O los libros de lo inevitable

Friday, December 09, 2005

Madame Edwarda II

IV
Comencé a vagar por esas calles propicias que van del crucero Poissonniére a la calle Saint Denis. La soledad y la obscuridad completaron mi embraguez. La noche estaba desnuda en las calles desiertas y quise desnudarme como ella: me quité el pantalón y me lo puse al brazo; hubiera querido atar la frescura de la noche a mis piernas: una libertada atronadora me impulsaba. Me sentía magnificado. Tenía en la mano mi sexo erecto.
(Mi entrada en materia es dura. Hubiera podido evitarla y seguir siendo "verosímil". Me convenían los rodeos. Pero así es, no hay rodeos para comenzar. Continúo... es cada vez más duro...).
V
Sorprendido por algún ruido volví a ponerme el pantalón y me dirigí a Los Espejos: allí volví a encontrar la luz. En medio de un enjambre de muchachas, Madame Edwarda, desnuda, sacaba la lengua. Para mi gusto era encantadora. La escogí; se sentó a mi lado. Apenas tuve tiempo de contestar al coime; tomé a Edwarda que se abandonó en mis brazos; nuestras bocas se juntaron en un beso enfermizo.
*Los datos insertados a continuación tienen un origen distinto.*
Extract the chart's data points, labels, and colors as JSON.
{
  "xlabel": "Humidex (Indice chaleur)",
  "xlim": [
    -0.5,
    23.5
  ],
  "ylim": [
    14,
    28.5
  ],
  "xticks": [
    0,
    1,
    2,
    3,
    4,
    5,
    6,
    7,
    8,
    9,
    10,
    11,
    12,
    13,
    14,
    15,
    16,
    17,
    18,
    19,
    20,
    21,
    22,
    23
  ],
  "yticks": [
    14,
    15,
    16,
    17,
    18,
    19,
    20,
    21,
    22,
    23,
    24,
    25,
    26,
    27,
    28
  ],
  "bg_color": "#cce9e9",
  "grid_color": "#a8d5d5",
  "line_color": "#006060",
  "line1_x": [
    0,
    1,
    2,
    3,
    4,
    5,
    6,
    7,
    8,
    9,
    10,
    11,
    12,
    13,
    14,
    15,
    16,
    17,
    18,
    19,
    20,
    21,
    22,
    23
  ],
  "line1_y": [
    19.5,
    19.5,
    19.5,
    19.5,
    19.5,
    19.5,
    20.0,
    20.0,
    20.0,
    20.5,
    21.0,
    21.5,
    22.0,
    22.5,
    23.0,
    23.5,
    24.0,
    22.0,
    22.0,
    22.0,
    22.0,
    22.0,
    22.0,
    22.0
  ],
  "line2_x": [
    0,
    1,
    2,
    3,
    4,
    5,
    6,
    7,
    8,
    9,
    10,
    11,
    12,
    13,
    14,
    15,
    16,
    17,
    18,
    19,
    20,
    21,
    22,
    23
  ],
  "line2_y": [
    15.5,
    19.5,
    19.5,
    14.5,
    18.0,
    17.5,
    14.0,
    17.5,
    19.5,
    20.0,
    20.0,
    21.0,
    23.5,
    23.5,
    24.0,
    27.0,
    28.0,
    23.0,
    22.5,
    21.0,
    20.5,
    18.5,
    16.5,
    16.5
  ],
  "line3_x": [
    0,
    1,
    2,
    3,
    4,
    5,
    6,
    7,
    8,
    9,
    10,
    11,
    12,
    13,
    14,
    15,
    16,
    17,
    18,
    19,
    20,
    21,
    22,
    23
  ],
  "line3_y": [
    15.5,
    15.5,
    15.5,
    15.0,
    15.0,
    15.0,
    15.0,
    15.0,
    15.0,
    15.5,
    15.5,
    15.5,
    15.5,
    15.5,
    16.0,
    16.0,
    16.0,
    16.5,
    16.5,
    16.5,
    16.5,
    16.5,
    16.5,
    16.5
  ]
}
La sala estaba repleta de hombres y de mujeres; tal era el desierto en que se proseguia el juego. Durante un instante su mano se deslizó; me rompí súbitamente como un vidrio; temblaba en mis calzones; sentía a Madame Edwarda, cuyas nalgas retenía en mis manos; ella también se desgarraba; en sus grandes ojos extraviados estaba el terror y en su garganta un largo gemido de estrangulada.
VI
Recordé que había deseado ser infame o, más bien, que hubiera sido necesario a toda costa, que lo fuera. Adivinaba las risas a través del tumulto de voces, de luces, del humo. Pero ya nada contaba. Estreché a Edwarda en mis brazos, ella me sonrío; en ese instante, transido, sentí un nuevo estremecimiento. Una especie de silencio cayó sobre mí y me heló. Ascendía en un vuelo de ángeles que no tenían ni cuerpos ni cabezas, hechos de deslizamientos de alas; pero todo era muy sencillo; me entristecí y me sentí abandonado como lo está uno en presencia de DIOS. Todo era peor y más demencial que la embriaguez. Al principio me apenaba la idea de que esta grandeza que me caía encima me privara del placer que esperaba obtener de Edwarda.